The race started downtown and first went toward Waterfront Park. We had the whole width of the street, so plenty of room to pass people. I went past the 3:00 pacer, then the 2:50 pacer quickly. I met up with a group of the friends I run with, but they had no time goal and encouraged me to go for it. After the course looped around waterfront park, it cut back up toward downtown, then turned to go east. It was there, around a mile and a half into the race, that I passed the 2:10 pacer. I had a few lingering doubts about my speed, that I was doing too much and I wouldn’t be able to keep it up. I thought to myself that I did not want to see that pacer again, and if I did, it would mean I was in trouble.

The course made its way to Lexington Road, along Cave Hill Cemetery’s long brick wall, and into Cherokee Park. Cherokee is where I go almost every time I run. I usually run counter clockwise, but I had been running clockwise, the direction of the course, to hit the hills the right way. I was ready. It was still hard as fuck. That first hill that goes up the “back way” to Hogan’s Fountain is no joke. But then there’s a nice long downhill. At that point I saw a running friend and her little girl, cheering people on. That was awesome. I was half hoping, half expecting to see Stuart and the dogs somewhere around there, as it’s a half mile from our house, but no luck. Mile eight was right around the time we were leaving the park. Over half done!

At eight and a half miles, water stop # 5 happened. This water stop was staffed with volunteers from my running group. It was so fun to see so many familiar faces! They had music blaring and horns and some of them were in costumes. Lots of high fives and cheers and enthusiasm. Best water stop! It was a good point in the course to see noisy fun friends. I was feeling good, under five miles to go, but I had been running hard for almost an hour and a half and the mental boost was nice.

After that it was up hilly Grinstead Drive. I run up Grinstead regularly, so I was prepared. Last year it seemed like a lot of people hit a wall at Grinstead because they thought the only hills were in the park. Or something. The hills going up Grinstead aren’t bad, but if you aren’t ready, they seem like they go on and on, and when you’ve already run over eight miles, it’s easy to get discouraged. Soon though we were by Cave Hill again, then down Baxter Ave to turn back toward downtown. Only a few miles left and no more hills! I was starting to get tired and sore feeling legs, but my energy level was okay. And the pain wasn’t too bad. Nothing I hadn’t felt before on a long run.

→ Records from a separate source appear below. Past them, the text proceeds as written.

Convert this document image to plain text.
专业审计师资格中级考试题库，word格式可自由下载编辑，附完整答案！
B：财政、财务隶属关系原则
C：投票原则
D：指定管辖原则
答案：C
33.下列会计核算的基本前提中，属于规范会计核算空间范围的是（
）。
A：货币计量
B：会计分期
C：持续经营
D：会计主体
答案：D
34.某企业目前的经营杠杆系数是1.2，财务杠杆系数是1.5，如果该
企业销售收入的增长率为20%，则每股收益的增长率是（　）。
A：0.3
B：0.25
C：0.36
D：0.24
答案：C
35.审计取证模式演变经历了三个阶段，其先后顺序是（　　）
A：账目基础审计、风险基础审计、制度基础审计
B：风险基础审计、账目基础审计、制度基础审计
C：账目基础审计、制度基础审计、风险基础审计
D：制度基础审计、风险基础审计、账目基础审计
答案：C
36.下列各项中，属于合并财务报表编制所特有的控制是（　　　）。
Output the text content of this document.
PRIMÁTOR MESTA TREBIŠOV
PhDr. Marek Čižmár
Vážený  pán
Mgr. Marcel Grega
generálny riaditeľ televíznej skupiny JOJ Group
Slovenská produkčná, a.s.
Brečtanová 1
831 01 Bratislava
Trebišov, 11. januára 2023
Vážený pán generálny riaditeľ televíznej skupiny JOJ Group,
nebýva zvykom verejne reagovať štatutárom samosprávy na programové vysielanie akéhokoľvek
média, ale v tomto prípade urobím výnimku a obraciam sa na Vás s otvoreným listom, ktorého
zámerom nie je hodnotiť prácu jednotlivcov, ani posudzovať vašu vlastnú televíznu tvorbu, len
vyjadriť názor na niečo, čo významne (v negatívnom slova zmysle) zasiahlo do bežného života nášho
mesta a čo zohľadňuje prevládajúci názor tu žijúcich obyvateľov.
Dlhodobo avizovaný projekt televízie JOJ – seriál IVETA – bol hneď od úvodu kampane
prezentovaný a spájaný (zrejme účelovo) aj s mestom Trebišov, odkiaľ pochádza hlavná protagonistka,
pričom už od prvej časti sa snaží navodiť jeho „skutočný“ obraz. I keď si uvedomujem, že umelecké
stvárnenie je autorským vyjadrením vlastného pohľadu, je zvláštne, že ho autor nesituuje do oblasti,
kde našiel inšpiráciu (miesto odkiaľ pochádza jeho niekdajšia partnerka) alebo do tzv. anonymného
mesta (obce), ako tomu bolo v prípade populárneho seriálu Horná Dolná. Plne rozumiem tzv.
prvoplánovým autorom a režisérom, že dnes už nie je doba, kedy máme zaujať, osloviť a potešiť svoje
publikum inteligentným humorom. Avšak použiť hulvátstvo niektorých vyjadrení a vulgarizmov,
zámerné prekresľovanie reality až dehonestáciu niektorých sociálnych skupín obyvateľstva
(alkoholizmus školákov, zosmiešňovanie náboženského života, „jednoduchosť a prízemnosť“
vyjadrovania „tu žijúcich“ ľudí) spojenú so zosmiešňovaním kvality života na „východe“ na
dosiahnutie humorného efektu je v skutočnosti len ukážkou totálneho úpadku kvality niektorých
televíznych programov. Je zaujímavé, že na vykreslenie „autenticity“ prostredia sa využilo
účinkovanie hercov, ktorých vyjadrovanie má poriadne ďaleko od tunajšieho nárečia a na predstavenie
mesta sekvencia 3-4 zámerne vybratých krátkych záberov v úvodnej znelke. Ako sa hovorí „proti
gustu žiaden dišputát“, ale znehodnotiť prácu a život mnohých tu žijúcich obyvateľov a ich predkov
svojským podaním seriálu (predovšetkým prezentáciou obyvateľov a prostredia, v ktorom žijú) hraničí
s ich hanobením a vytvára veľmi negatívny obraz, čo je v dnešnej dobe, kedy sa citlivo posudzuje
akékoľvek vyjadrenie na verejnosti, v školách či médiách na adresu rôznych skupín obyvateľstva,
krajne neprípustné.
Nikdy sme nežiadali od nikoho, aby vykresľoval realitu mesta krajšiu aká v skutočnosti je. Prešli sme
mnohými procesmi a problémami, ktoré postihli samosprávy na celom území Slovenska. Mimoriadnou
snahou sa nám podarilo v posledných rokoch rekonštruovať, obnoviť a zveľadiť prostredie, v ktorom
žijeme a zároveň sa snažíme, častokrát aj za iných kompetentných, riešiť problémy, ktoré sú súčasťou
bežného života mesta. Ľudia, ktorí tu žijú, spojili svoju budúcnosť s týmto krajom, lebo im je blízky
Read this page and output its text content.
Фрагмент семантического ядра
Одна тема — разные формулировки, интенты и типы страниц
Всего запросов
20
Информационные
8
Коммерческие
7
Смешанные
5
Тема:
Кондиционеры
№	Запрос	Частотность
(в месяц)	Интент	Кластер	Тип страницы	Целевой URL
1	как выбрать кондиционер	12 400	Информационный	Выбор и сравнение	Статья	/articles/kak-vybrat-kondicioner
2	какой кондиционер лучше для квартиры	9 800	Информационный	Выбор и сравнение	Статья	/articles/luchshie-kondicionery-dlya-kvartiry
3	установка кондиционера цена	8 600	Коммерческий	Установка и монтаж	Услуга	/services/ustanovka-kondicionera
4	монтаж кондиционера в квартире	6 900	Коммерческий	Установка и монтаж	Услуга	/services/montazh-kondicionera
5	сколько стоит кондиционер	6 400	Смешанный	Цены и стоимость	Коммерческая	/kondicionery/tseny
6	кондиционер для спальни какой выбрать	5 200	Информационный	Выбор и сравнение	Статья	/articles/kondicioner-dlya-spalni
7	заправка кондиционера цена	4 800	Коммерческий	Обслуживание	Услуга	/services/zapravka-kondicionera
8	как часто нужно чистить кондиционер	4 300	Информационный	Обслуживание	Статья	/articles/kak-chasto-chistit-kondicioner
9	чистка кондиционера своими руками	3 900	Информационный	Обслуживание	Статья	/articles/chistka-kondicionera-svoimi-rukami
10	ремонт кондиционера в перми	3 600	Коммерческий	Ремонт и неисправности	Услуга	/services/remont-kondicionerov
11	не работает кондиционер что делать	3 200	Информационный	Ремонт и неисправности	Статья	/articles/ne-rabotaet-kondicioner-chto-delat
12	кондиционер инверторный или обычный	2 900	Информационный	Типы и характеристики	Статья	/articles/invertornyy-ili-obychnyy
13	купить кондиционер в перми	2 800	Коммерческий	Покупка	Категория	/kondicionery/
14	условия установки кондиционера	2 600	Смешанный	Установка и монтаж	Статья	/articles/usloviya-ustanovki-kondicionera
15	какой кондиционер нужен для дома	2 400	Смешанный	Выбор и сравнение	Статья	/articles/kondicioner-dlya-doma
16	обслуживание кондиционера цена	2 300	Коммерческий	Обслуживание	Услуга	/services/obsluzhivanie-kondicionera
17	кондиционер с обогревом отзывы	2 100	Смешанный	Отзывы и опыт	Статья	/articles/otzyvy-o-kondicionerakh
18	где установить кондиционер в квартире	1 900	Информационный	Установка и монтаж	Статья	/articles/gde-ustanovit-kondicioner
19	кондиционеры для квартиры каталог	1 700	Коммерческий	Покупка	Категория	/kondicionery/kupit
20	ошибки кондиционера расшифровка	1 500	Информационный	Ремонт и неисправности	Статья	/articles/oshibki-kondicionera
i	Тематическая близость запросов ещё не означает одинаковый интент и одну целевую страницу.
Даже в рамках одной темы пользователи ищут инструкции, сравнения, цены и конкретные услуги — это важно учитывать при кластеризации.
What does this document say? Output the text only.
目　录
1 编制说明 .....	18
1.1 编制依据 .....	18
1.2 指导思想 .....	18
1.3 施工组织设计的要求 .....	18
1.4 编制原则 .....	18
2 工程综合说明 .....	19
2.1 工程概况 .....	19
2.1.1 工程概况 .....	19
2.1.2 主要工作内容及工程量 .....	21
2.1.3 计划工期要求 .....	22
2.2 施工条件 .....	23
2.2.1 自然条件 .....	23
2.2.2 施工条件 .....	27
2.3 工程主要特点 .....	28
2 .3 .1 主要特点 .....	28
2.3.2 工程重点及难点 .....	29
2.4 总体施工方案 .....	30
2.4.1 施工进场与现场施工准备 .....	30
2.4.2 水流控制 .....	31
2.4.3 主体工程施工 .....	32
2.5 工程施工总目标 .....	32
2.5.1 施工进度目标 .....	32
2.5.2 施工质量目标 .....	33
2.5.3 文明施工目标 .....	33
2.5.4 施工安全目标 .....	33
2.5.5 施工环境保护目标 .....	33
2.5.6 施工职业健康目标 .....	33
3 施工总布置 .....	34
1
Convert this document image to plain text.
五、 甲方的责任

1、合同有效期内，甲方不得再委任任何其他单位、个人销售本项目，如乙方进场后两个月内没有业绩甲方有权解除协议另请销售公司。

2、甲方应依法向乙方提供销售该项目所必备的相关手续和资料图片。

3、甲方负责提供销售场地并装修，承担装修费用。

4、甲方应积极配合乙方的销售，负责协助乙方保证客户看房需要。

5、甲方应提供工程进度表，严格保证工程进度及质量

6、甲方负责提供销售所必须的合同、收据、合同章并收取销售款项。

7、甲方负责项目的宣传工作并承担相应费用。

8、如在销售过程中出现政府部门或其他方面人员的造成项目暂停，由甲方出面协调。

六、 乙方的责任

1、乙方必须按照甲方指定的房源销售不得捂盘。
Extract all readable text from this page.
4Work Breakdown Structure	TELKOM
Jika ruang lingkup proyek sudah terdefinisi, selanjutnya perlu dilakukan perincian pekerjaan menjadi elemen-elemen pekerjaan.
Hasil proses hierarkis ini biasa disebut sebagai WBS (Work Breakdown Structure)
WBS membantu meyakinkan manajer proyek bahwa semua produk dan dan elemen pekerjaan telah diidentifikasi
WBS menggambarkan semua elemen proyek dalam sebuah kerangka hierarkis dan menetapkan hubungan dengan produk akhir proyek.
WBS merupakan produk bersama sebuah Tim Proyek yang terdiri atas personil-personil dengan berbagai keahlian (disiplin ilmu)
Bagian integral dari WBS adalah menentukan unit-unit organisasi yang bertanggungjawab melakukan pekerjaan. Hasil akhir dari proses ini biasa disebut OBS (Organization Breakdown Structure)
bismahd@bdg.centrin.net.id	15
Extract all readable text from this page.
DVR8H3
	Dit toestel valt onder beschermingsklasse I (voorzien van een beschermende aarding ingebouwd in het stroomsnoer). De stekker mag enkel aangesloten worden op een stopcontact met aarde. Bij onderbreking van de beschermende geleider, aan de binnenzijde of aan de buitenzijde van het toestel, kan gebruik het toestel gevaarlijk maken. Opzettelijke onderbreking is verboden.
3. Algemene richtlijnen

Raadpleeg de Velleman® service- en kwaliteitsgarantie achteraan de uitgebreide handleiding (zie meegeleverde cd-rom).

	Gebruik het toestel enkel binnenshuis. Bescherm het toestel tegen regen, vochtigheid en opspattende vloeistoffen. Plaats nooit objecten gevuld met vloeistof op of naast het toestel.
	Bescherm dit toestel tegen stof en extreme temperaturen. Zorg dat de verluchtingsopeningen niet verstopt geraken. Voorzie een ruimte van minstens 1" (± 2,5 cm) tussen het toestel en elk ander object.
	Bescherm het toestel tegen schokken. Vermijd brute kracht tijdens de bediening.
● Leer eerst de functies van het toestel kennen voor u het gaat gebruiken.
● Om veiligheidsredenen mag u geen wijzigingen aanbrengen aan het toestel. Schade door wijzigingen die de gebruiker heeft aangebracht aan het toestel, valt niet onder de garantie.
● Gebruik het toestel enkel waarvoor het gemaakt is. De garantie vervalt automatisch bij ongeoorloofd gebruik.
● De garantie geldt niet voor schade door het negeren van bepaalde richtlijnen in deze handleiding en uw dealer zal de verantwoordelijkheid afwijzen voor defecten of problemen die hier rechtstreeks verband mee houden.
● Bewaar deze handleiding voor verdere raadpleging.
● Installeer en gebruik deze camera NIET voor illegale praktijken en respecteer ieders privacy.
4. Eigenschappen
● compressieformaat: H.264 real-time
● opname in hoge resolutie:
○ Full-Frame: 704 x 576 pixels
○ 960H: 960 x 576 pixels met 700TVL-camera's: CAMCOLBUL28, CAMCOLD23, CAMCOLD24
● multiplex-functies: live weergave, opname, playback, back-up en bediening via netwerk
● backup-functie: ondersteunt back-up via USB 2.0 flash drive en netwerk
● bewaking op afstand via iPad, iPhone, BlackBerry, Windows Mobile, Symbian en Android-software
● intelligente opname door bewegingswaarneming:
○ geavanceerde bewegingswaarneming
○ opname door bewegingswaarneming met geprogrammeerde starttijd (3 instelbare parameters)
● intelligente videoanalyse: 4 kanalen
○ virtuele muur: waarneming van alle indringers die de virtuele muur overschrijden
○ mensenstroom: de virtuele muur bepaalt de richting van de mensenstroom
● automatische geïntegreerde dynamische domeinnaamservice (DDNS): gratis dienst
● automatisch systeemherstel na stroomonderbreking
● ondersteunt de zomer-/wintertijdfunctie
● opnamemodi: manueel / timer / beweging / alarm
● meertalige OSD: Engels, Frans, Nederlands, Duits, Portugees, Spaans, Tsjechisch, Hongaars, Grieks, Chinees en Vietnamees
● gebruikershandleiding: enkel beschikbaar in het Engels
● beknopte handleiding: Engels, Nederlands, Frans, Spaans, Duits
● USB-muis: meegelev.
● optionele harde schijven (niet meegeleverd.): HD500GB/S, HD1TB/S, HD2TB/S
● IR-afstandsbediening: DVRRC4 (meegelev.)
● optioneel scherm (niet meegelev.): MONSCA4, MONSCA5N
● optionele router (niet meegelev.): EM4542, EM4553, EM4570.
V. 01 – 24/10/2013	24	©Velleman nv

The finish line was near Fourth Street Live, a touristy commercial area in the middle of downtown Louisville. I felt good enough to push the last quarter mile with no intervals. I had been skipping a lot of intervals for most of the race, but at this point, I had been taking every one. Finishing was such a relief! I knew I was close to my pie-in-the-sky goal time. I grabbed a bagel to gnaw on while I checked the race results webpage to see what my time was. 2:06! What an amazing feeling to squash a challenge. I saw some running friends, who had also met and exceeded their goal times. So much celebrating!

The UBHM after party is the best race after party. Bourbon, beer, pizza, burgoo (Kentucky’s version of the regional stew that is made in a huge pot and contains every type of meat from chicken to venison and every vegetable lying around the kitchen and pantry; called booyah in the area of the country I grew up in). It took place at Fourth Street Live, which I normally avoid like the flu, but it’s kind of a perfect place for this event. I saw a bunch of friends from my running group, got in lots of pictures, but I had to leave to go get ready for another event on the calendar. I’m already looking forward to next year’s race, and my running group is talking about getting a couple hotel rooms to continue the celebration.

So now that I’ve accomplished a running goal, I need to figure out the next milestone. Should I try for a sub-two hour half or think distance and shoot for running a full marathon? I’ve got a few trail races lined up over the next several months, a bunch of short races this winter, 2020 Triple Crown and KDF Mini. I could upgrade KDF to the full or really work on speed this winter and early spring. Decisions, decisions. I’ll be turning 50 in there somewhere, so there’s also that to contend with!